Mette-Marits Sohn Marius jammert über Haftbedingungen
Marius Borg Høiby sitzt hinter Gittern, während er auf sein Urteil wartet. Nun klagt er in einem Bericht über die «ungerechten» Haftbedingungen.

Das Wichtigste in Kürze
- Marius Borg Høiby wurde unter anderem wegen Vergewaltigung angeklagt.
- Der Sohn von Mette-Marit wartet derzeit in Untersuchungshaft auf sein Urteil.
- Er findet es «ungerecht», dass er in U-Haft bleiben muss, jammert Marius.
Seit Februar sitzt er in U-Haft – und das wird sich vorerst auch nicht ändern!
Marius Borg Høiby (29) musste sich in Oslo vor Gericht unter anderem wegen Vergewaltigung verantworten. Der aufsehenerregende Prozess gegen den Sohn von Norwegens Kronprinzessin Mette-Marit (52) ging im März zu Ende.
Seither hat Marius bereits mehrmals versucht, aus dem Knast rauszukommen – vergeblich.
Mette-Marits Sohn bleibt in U-Haft
Anfang März hatte er einen Antrag auf Freilassung gestellt. Doch das Gericht lehnte ab und verwies dabei auf «die Schwere und den Umfang des Falls sowie die hohe Wiederholungsgefahr».

Kürzlich nahmen seine Anwälte nun einen weiteren Anlauf. Sie beantragten die Freilassung mit einer elektronischen Fussfessel. So, dass Marius den Rest seiner Untersuchungshaft zu Hause absitzen könnte.
Doch auch dieser Antrag wurde abgelehnt. Der Sohn von Mette-Marit muss bis zur Urteilsverkündung hinter Gittern bleiben.
«Es ist so absurd und ungerecht»
Marius stösst das sauer auf. In einem Beitrag für die norwegische Online-Zeitung «Nettavisen» beschwert er sich jetzt über die Haftbedingungen.
«Es ist so absurd und ungerecht, dass mir die Worte fehlen, um meine Frustration auszudrücken», jammert er. Der 29-Jährige berichtet von einer enormen Belastung – vor allem für seine psychische Gesundheit.
Auch die Medienpräsenz im Gerichtssaal kritisiert er. Und wirft dem Richter vor, «sich schon vorher entschieden zu haben».
Es ist nicht das erste Mal, dass sich Marius über die Bedingungen in der Untersuchungshaft beklagt. «Ich sitze in Isolation im Gefängnis in Oslo und habe extrem wenig menschlichen Kontakt. Zwei drei Besuche pro Woche», sagte er laut «Verdens Gang» kürzlich vor Gericht.
Urteil wird im Juni verkündet
Marius Borg Høiby ist in 40 Punkten angeklagt. Dem Stiefsohn von Kronprinz Haakon werden unter anderem vier Vergewaltigungen vorgeworfen. Die mutmasslichen Opfer soll er bei den Taten gefilmt haben.

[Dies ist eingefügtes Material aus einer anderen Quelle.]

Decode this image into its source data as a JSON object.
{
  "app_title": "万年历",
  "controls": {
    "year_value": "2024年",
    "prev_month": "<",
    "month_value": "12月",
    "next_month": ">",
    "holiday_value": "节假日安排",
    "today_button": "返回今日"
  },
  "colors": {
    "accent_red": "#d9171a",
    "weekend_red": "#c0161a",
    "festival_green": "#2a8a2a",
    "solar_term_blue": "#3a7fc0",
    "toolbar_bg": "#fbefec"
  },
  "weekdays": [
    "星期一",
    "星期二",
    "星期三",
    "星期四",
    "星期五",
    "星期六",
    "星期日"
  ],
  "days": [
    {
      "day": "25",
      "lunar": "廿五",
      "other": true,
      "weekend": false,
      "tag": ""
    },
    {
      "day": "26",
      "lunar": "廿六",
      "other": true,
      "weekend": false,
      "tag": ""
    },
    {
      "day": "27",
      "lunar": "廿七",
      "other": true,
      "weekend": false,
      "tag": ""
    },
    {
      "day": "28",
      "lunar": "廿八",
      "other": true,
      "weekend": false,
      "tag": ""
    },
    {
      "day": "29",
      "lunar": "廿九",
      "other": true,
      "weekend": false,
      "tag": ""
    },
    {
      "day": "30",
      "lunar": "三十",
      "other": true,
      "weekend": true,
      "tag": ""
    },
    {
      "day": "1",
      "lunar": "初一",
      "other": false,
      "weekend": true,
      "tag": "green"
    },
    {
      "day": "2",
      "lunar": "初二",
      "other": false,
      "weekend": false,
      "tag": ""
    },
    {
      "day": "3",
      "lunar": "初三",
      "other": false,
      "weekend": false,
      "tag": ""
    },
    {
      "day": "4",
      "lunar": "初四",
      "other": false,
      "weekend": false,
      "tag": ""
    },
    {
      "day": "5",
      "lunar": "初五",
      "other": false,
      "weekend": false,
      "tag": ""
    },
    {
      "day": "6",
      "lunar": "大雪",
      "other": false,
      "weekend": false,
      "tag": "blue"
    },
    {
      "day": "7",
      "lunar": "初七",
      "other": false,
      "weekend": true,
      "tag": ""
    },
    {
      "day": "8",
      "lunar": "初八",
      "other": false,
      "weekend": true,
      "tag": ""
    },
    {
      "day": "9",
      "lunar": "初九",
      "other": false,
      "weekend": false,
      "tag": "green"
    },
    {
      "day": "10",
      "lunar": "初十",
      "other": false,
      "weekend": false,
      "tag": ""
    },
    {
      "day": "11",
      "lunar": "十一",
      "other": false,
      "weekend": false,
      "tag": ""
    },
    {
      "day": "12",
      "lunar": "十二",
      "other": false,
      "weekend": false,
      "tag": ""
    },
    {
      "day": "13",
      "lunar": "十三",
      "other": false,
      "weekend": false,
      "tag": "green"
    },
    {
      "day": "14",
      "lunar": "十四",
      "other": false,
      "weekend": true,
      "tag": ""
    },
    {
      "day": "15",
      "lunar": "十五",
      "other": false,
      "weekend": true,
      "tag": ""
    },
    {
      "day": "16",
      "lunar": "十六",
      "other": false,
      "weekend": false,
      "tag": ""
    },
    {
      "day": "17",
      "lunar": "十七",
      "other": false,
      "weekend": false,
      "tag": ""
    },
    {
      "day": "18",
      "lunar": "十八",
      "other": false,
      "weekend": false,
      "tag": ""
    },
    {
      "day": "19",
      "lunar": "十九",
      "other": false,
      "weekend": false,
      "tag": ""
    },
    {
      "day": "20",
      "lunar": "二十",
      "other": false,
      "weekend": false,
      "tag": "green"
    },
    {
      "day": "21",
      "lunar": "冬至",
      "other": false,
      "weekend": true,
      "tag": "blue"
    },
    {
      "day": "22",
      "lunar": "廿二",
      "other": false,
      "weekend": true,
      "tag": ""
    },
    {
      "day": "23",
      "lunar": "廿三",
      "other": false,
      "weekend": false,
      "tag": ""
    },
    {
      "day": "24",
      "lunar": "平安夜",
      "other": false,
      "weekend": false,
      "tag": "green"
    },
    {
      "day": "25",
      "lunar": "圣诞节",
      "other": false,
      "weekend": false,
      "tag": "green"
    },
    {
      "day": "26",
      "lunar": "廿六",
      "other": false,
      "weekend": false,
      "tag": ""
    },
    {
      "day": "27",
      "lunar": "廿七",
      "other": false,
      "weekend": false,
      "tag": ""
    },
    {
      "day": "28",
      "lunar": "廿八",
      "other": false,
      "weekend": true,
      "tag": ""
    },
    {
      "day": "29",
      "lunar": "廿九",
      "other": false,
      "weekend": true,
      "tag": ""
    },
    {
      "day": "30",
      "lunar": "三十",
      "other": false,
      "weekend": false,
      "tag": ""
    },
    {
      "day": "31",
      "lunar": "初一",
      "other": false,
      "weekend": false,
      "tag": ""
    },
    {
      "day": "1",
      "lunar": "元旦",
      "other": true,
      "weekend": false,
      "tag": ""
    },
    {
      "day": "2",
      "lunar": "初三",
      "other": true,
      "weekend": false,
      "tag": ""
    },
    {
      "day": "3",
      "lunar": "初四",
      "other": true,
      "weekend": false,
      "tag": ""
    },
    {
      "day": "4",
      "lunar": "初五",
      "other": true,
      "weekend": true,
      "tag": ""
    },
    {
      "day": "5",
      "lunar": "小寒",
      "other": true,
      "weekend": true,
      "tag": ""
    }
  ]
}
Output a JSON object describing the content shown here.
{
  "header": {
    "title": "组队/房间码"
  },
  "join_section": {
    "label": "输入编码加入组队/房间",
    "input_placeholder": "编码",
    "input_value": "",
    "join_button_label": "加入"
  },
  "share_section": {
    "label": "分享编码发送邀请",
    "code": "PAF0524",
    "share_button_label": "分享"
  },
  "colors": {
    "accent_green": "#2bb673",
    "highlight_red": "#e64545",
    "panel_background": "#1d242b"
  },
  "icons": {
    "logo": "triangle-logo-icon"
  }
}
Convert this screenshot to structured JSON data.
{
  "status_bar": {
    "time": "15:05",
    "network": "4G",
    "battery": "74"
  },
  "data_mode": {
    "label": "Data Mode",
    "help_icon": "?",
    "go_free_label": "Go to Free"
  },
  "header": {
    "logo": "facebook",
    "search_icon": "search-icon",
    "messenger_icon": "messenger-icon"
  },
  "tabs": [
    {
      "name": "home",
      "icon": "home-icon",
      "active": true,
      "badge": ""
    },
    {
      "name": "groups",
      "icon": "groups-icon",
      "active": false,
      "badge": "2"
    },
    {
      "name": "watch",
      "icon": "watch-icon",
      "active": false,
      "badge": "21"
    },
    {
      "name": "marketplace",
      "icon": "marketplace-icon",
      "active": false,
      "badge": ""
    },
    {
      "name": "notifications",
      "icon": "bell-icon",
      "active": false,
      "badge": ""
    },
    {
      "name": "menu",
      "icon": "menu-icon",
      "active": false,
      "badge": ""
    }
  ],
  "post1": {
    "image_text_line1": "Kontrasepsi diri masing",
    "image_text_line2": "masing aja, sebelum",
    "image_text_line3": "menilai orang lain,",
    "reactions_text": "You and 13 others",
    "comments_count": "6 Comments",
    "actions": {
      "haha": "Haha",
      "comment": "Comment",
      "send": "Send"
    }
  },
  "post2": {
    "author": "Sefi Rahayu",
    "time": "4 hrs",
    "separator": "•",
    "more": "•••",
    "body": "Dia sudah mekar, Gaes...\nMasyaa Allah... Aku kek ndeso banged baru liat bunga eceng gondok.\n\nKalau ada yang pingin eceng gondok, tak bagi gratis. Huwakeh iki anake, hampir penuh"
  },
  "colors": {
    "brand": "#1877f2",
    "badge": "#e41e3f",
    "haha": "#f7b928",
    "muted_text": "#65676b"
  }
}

Die Staatsanwaltschaft fordert sieben Jahre und sieben Monate Haft für Marius. Sein Verteidiger hingegen plädiert für eine Haftstrafe von eineinhalb Jahren. Der Norweger solle von den Vergewaltigungsvorwürfen freigesprochen werden.
Das Urteil wird am 15. Juni erwartet.